Bernie: I have applied the same general approach to lyrics.  I’d play the songline over and over and just write phrases until they start to fit.  I’d thought that this was fairly unique but I’ve since found that its not.  It’s not exactly Bob Dylan ! :-) but then I think even he did that from time to time.

Peter: Sam, you teach music for a living.  How do you escape the tramlines of rock history when composing or teaching others to improvise?
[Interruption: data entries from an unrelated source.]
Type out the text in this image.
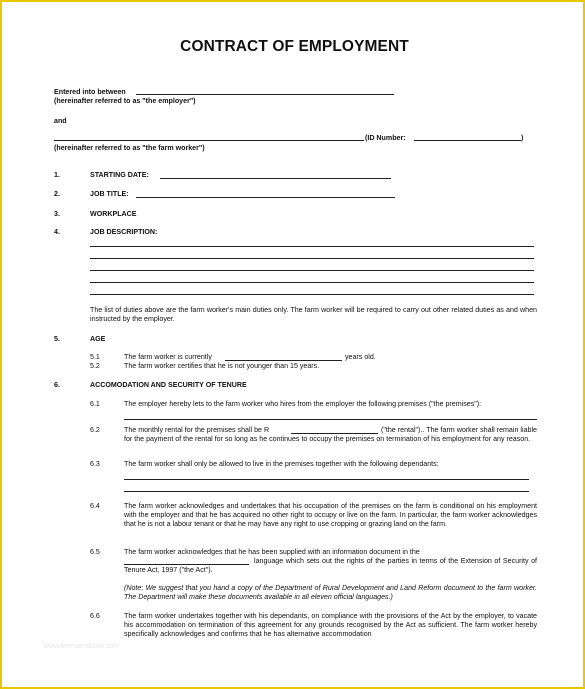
CONTRACT OF EMPLOYMENT
Entered into between
(hereinafter referred to as "the employer")
and
(ID Number:	)
(hereinafter referred to as "the farm worker")
1.	STARTING DATE:
2.	JOB TITLE:
3.	WORKPLACE
4.	JOB DESCRIPTION:
The list of duties above are the farm worker's main duties only. The farm worker will be required to carry out other related duties as and when instructed by the employer.
5.	AGE
5.1	The farm worker is currently	years old.
5.2	The farm worker certifies that he is not younger than 15 years.
6.	ACCOMODATION AND SECURITY OF TENURE
6.1	The employer hereby lets to the farm worker who hires from the employer the following premises ("the premises"):
6.2	The monthly rental for the premises shall be R	("the rental").. The farm worker shall remain liable for the payment of the rental for so long as he continues to occupy the premises on termination of his employment for any reason.
6.3	The farm worker shall only be allowed to live in the premises together with the following dependants:
6.4	The farm worker acknowledges and undertakes that his occupation of the premises on the farm is conditional on his employment with the employer and that he has acquired no other right to occupy or live on the farm. In particular, the farm worker acknowledges that he is not a labour tenant or that he may have any right to use cropping or grazing land on the farm.
6.5	The farm worker acknowledges that he has been supplied with an information document in the
language which sets out the rights of the parties in terms of the Extension of Security of Tenure Act, 1997 ("the Act").
(Note: We suggest that you hand a copy of the Department of Rural Development and Land Reform document to the farm worker. The Department will make these documents available in all eleven official languages.)
6.6	The farm worker undertakes together with his dependants, on compliance with the provisions of the Act by the employer, to vacate his accommodation on termination of this agreement for any grounds recognised by the Act as sufficient. The farm worker hereby specifically acknowledges and confirms that he has alternative accommodation
www.freesamplesw.com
Sam : For me, the quote of Albert Einstein is instructive.  He said something like:  The people who seem like the best geniuses hide their influences the best.  So, at my tender age, my music is a sandwiching of my influences, although you would need to know what those were if you were to dissect a piece into its constituent influences.  If you did not know this information, you may well find something novel in it.  Perhaps novelty arises out of the combination of influences into something new and sublime.
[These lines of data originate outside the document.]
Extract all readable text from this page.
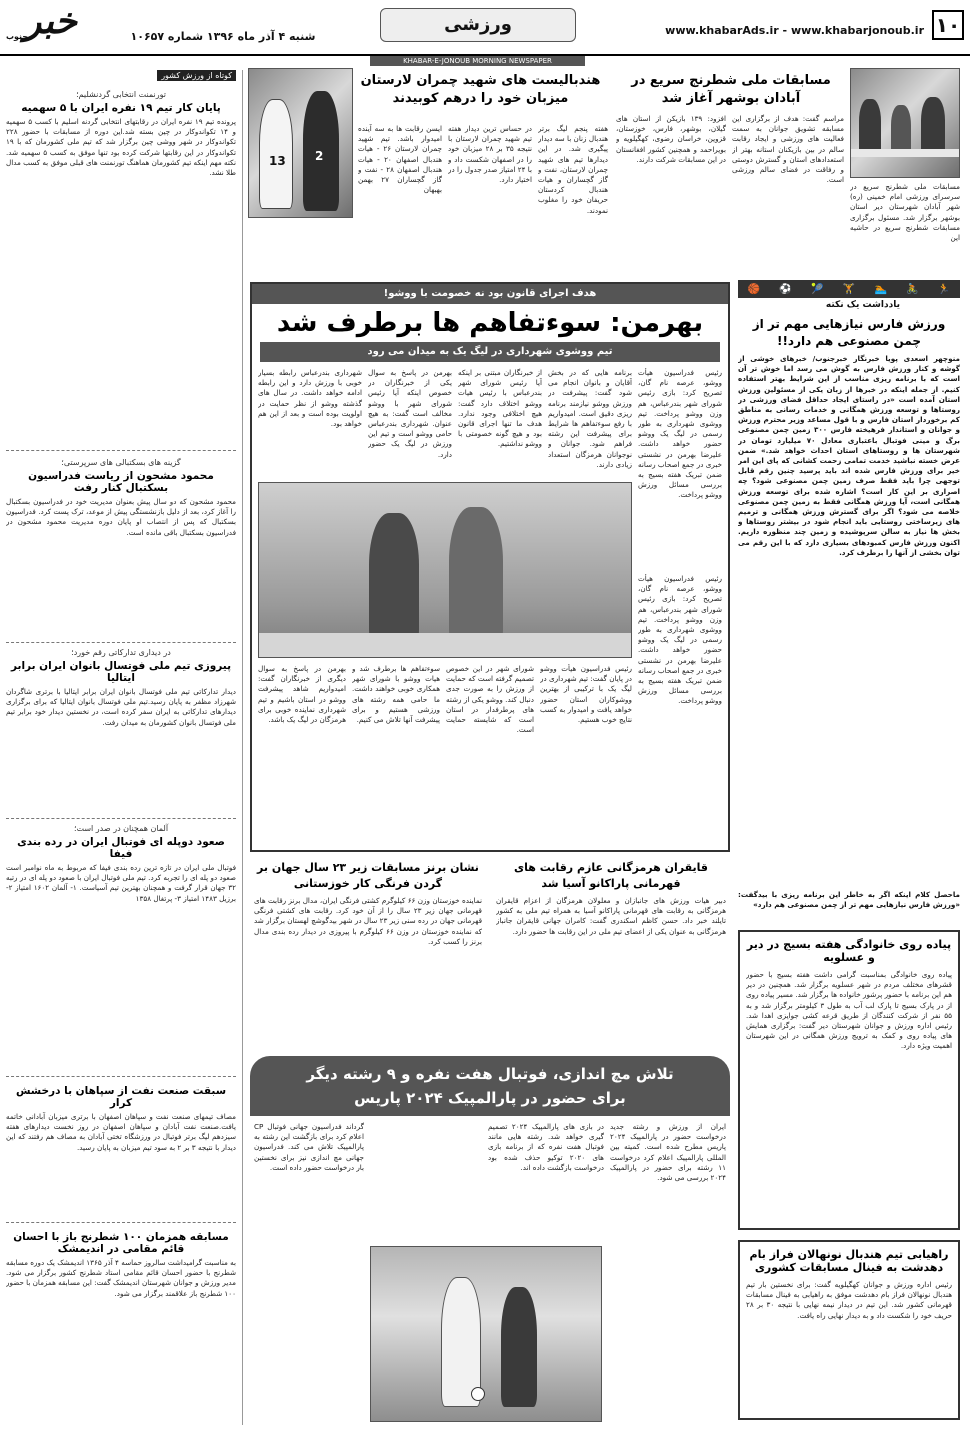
۱۰
www.khabarAds.ir - www.khabarjonoub.ir
ورزشی
شنبه ۴ آذر ماه ۱۳۹۶ شماره ۱۰۶۵۷
خبر
جنوب
KHABAR-E-JONOUB MORNING NEWSPAPER
کوتاه از ورزش کشور
تورنمنت انتخابی گردنشلیم؛
پایان کار تیم ۱۹ نفره ایران با ۵ سهمیه
پرونده تیم ۱۹ نفره ایران در رقابتهای انتخابی گردنه اسلیم با کسب ۵ سهمیه و ۱۴ تکواندوکار در چین بسته شد.این دوره از مسابقات با حضور ۲۲۸ تکواندوکار در شهر ووشی چین برگزار شد که تیم ملی کشورمان که با ۱۹ تکواندوکار در این رقابتها شرکت کرده بود تنها موفق به کسب ۵ سهمیه شد. نکته مهم اینکه تیم کشورمان هماهنگ تورنمنت های قبلی موفق به کسب مدال طلا نشد.
گزینه های بسکتبالی های سرپرستی؛
محمود مشحون از ریاست فدراسیون بسکتبال کنار رفت
محمود مشحون که دو سال پیش بعنوان مدیریت خود در فدراسیون بسکتبال را آغاز کرد، بعد از دلیل بازنشستگی پیش از موعد، ترک پست کرد. فدراسیون بسکتبال که پس از انتصاب او پایان دوره مدیریت محمود مشحون در فدراسیون بسکتبال باقی مانده است.
در دیداری تدارکاتی رقم خورد؛
پیروزی تیم ملی فوتسال بانوان ایران برابر ایتالیا
دیدار تدارکاتی تیم ملی فوتسال بانوان ایران برابر ایتالیا با برتری شاگردان شهرزاد مظفر به پایان رسید.تیم ملی فوتسال بانوان ایتالیا که برای برگزاری دیدارهای تدارکاتی به ایران سفر کرده است، در نخستین دیدار خود برابر تیم ملی فوتسال بانوان کشورمان به میدان رفت.
آلمان همچنان در صدر است؛
صعود دوپله ای فوتبال ایران در رده بندی فیفا
فوتبال ملی ایران در تازه ترین رده بندی فیفا که مربوط به ماه نوامبر است صعود دو پله ای را تجربه کرد. تیم ملی فوتبال ایران با صعود دو پله ای در رتبه ۳۲ جهان قرار گرفت و همچنان بهترین تیم آسیاست. ۱- آلمان ۱۶۰۲ امتیاز ۲- برزیل ۱۴۸۳ امتیاز ۳- پرتغال ۱۳۵۸
سبقت صنعت نفت از سپاهان با درخشش کرار
مصاف تیمهای صنعت نفت و سپاهان اصفهان با برتری میزبان آبادانی خاتمه یافت.صنعت نفت آبادان و سپاهان اصفهان در روز نخست دیدارهای هفته سیزدهم لیگ برتر فوتبال در ورزشگاه تختی آبادان به مصاف هم رفتند که این دیدار با نتیجه ۳ بر ۲ به سود تیم میزبان به پایان رسید.
مسابقه همزمان ۱۰۰ شطرنج باز با احسان قائم مقامی در اندیمشک
به مناسبت گرامیداشت سالروز حماسه ۴ آذر ۱۳۶۵ اندیمشک یک دوره مسابقه شطرنج با حضور احسان قائم مقامی استاد شطرنج کشور برگزار می شود. مدیر ورزش و جوانان شهرستان اندیمشک گفت: این مسابقه همزمان با حضور ۱۰۰ شطرنج باز علاقمند برگزار می شود.
13 2
هندبالیست های شهید چمران لارستان میزبان خود را درهم کوبیدند
هفته پنجم لیگ برتر هندبال زنان با سه دیدار پیگیری شد. در این دیدارها تیم های شهید چمران لارستان، نفت و گاز گچساران و هیات هندبال کردستان حریفان خود را مغلوب نمودند.
در حساس ترین دیدار هفته تیم شهید چمران لارستان با نتیجه ۳۵ بر ۲۸ میزبان خود را در اصفهان شکست داد و با ۲۴ امتیاز صدر جدول را در اختیار دارد.
ایسن رقابت ها به سه آینده امیدوار باشد. تیم شهید چمران لارستان ۲۶ - هیات هندبال اصفهان ۲۰ - هیات هندبال اصفهان ۲۸ - نفت و گاز گچساران ۲۷ بهمن بهبهان
مسابقات ملی شطرنج سریع در آبادان بوشهر آغاز شد
افزود: ۱۳۹ بازیکن از استان های گیلان، بوشهر، فارس، خوزستان، قزوین، خراسان رضوی، کهگیلویه و بویراحمد و همچنین کشور افغانستان در این مسابقات شرکت دارند.
مراسم گفت: هدف از برگزاری این مسابقه تشویق جوانان به سمت فعالیت های ورزشی و ایجاد رقابت سالم در بین بازیکنان استانه بهتر از استعدادهای استان و گسترش دوستی و رفاقت در فضای سالم ورزشی است.
مسابقات ملی شطرنج سریع در سرسرای ورزشی امام خمینی (ره) شهر آبادان شهرستان دیر استان بوشهر برگزار شد. مسئول برگزاری مسابقات شطرنج سریع در حاشیه این
🏃
🚴
🏊
🏋
🎾
⚽
🏀
هدف اجرای قانون بود نه خصومت با ووشو!
بهرمن: سوءتفاهم ها برطرف شد
تیم ووشوی شهرداری در لیگ یک به میدان می رود
رئیس فدراسیون هیأت ووشو، عرصه نام گان، تصریح کرد: بازی رئیس شورای شهر بندرعباس، هم وزن ووشو پرداخت. تیم ووشوی شهرداری به طور رسمی در لیگ یک ووشو حضور خواهد داشت. علیرضا بهرمن در نشستی خبری در جمع اصحاب رسانه ضمن تبریک هفته بسیج به بررسی مسائل ورزش ووشو پرداخت.
برنامه هایی که در بخش آقایان و بانوان انجام می شود گفت: پیشرفت در ورزش ووشو نیازمند برنامه ریزی دقیق است. امیدواریم با رفع سوءتفاهم ها شرایط برای پیشرفت این رشته فراهم شود. جوانان و نوجوانان هرمزگان استعداد زیادی دارند.
از خبرنگاران مبتنی بر اینکه آیا رئیس شورای شهر بندرعباس با رئیس هیات ووشو اختلاف دارد گفت: هیچ اختلافی وجود ندارد. هدف ما تنها اجرای قانون بود و هیچ گونه خصومتی با ووشو نداشتیم.
بهرمن در پاسخ به سوال یکی از خبرنگاران در خصوص اینکه آیا رئیس شورای شهر با ووشو مخالف است گفت: به هیچ عنوان. شهرداری بندرعباس حامی ووشو است و تیم این ورزش در لیگ یک حضور دارد.
شهرداری بندرعباس رابطه بسیار خوبی با ورزش دارد و این رابطه ادامه خواهد داشت. در سال های گذشته ووشو از نظر حمایت در اولویت بوده است و بعد از این هم خواهد بود.
بهرمن در پاسخ به سوال دیگری از خبرنگاران گفت: امیدواریم شاهد پیشرفت ووشو در استان باشیم و تیم شهرداری نماینده خوبی برای هرمزگان در لیگ یک باشد.
سوءتفاهم ها برطرف شد و هیات ووشو با شورای شهر همکاری خوبی خواهند داشت. ما حامی همه رشته های ورزشی هستیم و برای پیشرفت آنها تلاش می کنیم.
شورای شهر در این خصوص تصمیم گرفته است که حمایت از ورزش را به صورت جدی دنبال کند. ووشو یکی از رشته های پرطرفدار در استان است که شایسته حمایت است.
رئیس فدراسیون هیأت ووشو در پایان گفت: تیم شهرداری در لیگ یک با ترکیبی از بهترین ووشوکاران استان حضور خواهد یافت و امیدوار به کسب نتایج خوب هستیم.
رئیس فدراسیون هیأت ووشو، عرصه نام گان، تصریح کرد: بازی رئیس شورای شهر بندرعباس، هم وزن ووشو پرداخت. تیم ووشوی شهرداری به طور رسمی در لیگ یک ووشو حضور خواهد داشت. علیرضا بهرمن در نشستی خبری در جمع اصحاب رسانه ضمن تبریک هفته بسیج به بررسی مسائل ورزش ووشو پرداخت.
یادداشت یک نکته
ورزش فارس نیازهایی مهم تر از چمن مصنوعی هم دارد!!
منوچهر اسعدی پویا خبرنگار خبرجنوب/ خبرهای خوشی از گوشه و کنار ورزش فارس به گوش می رسد اما خوش تر آن است که با برنامه ریزی مناسب از این شرایط بهتر استفاده کنیم. از جمله اینکه در خبرها از زبان یکی از مسئولین ورزش استان آمده است «در راستای ایجاد حداقل فضای ورزشی در روستاها و توسعه ورزش همگانی و خدمات رسانی به مناطق کم برخوردار استان فارس و با قول مساعد وزیر محترم ورزش و جوانان و استاندار فرهیخته فارس ۳۰۰ زمین چمن مصنوعی برگ و مینی فوتبال باعتباری معادل ۷۰ میلیارد تومان در شهرستان ها و روستاهای استان احداث خواهد شد.» ضمن عرض خسته نباشید خدمت تمامی زحمت کشانی که پای این امر خیر برای ورزش فارس شده اند باید پرسید چنین رقم قابل توجهی چرا باید فقط صرف زمین چمن مصنوعی شود؟ چه اصراری بر این کار است؟ اشاره شده برای توسعه ورزش همگانی است، آیا ورزش همگانی فقط به زمین چمن مصنوعی خلاصه می شود؟ اگر برای گسترش ورزش همگانی و ترمیم های زیرساختی روستایی باید انجام شود در بیشتر روستاها و بخش ها نیاز به سالن سرپوشیده و زمین چند منظوره داریم. اکنون ورزش فارس کمبودهای بسیاری دارد که با این رقم می توان بخشی از آنها را برطرف کرد.
ماحصل کلام اینکه اگر به خاطر این برنامه ریزی با بیدگفت: «ورزش فارس نیازهایی مهم تر از چمن مصنوعی هم دارد»
پیاده روی خانوادگی هفته بسیج در دیر و عسلویه
پیاده روی خانوادگی بمناسبت گرامی داشت هفته بسیج با حضور قشرهای مختلف مردم در شهر عسلویه برگزار شد. همچنین در دیر هم این برنامه با حضور پرشور خانواده ها برگزار شد. مسیر پیاده روی از در پارک بسیج تا پارک لب آب به طول ۳ کیلومتر برگزار شد و به ۵۵ نفر از شرکت کنندگان از طریق قرعه کشی جوایزی اهدا شد. رئیس اداره ورزش و جوانان شهرستان دیر گفت: برگزاری همایش های پیاده روی و کمک به ترویج ورزش همگانی در این شهرستان اهمیت ویژه دارد.
راهیابی تیم هندبال نونهالان فراز بام دهدشت به فینال مسابقات کشوری
رئیس اداره ورزش و جوانان کهگیلویه گفت: برای نخستین بار تیم هندبال نونهالان فراز بام دهدشت موفق به راهیابی به فینال مسابقات قهرمانی کشور شد. این تیم در دیدار نیمه نهایی با نتیجه ۳۰ بر ۲۸ حریف خود را شکست داد و به دیدار نهایی راه یافت.
نشان برنز مسابقات زیر ۲۳ سال جهان بر گردن فرنگی کار خوزستانی
نماینده خوزستان وزن ۶۶ کیلوگرم کشتی فرنگی ایران، مدال برنز رقابت های قهرمانی جهان زیر ۲۳ سال را از آن خود کرد. رقابت های کشتی فرنگی قهرمانی جهان در رده سنی زیر ۲۳ سال در شهر بیدگوشچ لهستان برگزار شد که نماینده خوزستان در وزن ۶۶ کیلوگرم با پیروزی در دیدار رده بندی مدال برنز را کسب کرد.
قایقران هرمزگانی عازم رقابت های قهرمانی پاراکانو آسیا شد
دبیر هیات ورزش های جانبازان و معلولان هرمزگان از اعزام قایقران هرمزگانی به رقابت های قهرمانی پاراکانو آسیا به همراه تیم ملی به کشور تایلند خبر داد. حسن کاظم اسکندری گفت: کامران جهانی قایقران جانباز هرمزگانی به عنوان یکی از اعضای تیم ملی در این رقابت ها حضور دارد.
تلاش مچ اندازی، فوتبال هفت نفره و ۹ رشته دیگر
برای حضور در پارالمپیک ۲۰۲۴ پاریس
ایران از ورزش و رشته جدید درخواست حضور در پارالمپیک ۲۰۲۴ پاریس مطرح شده است. کمیته بین المللی پارالمپیک اعلام کرد درخواست ۱۱ رشته برای حضور در پارالمپیک ۲۰۲۴ بررسی می شود.
در بازی های پارالمپیک ۲۰۲۴ تصمیم گیری خواهد شد. رشته هایی مانند فوتبال هفت نفره که از برنامه بازی های ۲۰۲۰ توکیو حذف شده بود درخواست بازگشت داده اند.
گرداند فدراسیون جهانی فوتبال CP اعلام کرد برای بازگشت این رشته به پارالمپیک تلاش می کند. فدراسیون جهانی مچ اندازی نیز برای نخستین بار درخواست حضور داده است.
Editor’s note:  Sam will not be able to be at the event as he has a hobby of extreme sports and is jumping out of a plane while we play guitars.  He will be replaced by Vicky Nolan of the rock band “Genital Sparrow”.  Here’s a bit of Sam’s work so you can see what you will miss on this occasion:

On tools for creativity

Peter : Are you aware of any techniques or approaches that assist you in the creative process?

John : I find that listening with new ears is a  very important skill.  For example, I have been listening again to Glenn Miller of late, noticing things that I’d never noticed before.  I think that’s an underrated skill in business.

Steve and Andy : We work in a highly regulated industry (Railways) with a long history.  Nonetheless, we need to constantly look for new ideas in the search for improvement and innovation.   The idea of looking again at old practices in a new way is highly transferable to our environment.  One of our difficulties is the ability to get people to empty their collective minds, due to the long legacy of our industry.  So, getting our people to ‘escape’ from the ‘burden’.  People tend to look towards their seniors or previous solutions which is not always the best way to solve problems.

Hear my train a comin' - Heavy industry meets heavy rock!

Bernie : I can relate to that. Some bands I’ve been in have had a strong hierarchy – basically “it’s my way or the highway”.  Big companies are far more complex, although it’s not as different as you would think.  The core of a band is surrounded by a plethora of people involved and they don’t always act in the bands best interests, so even a band is a what Peter would call a complex adaptive system.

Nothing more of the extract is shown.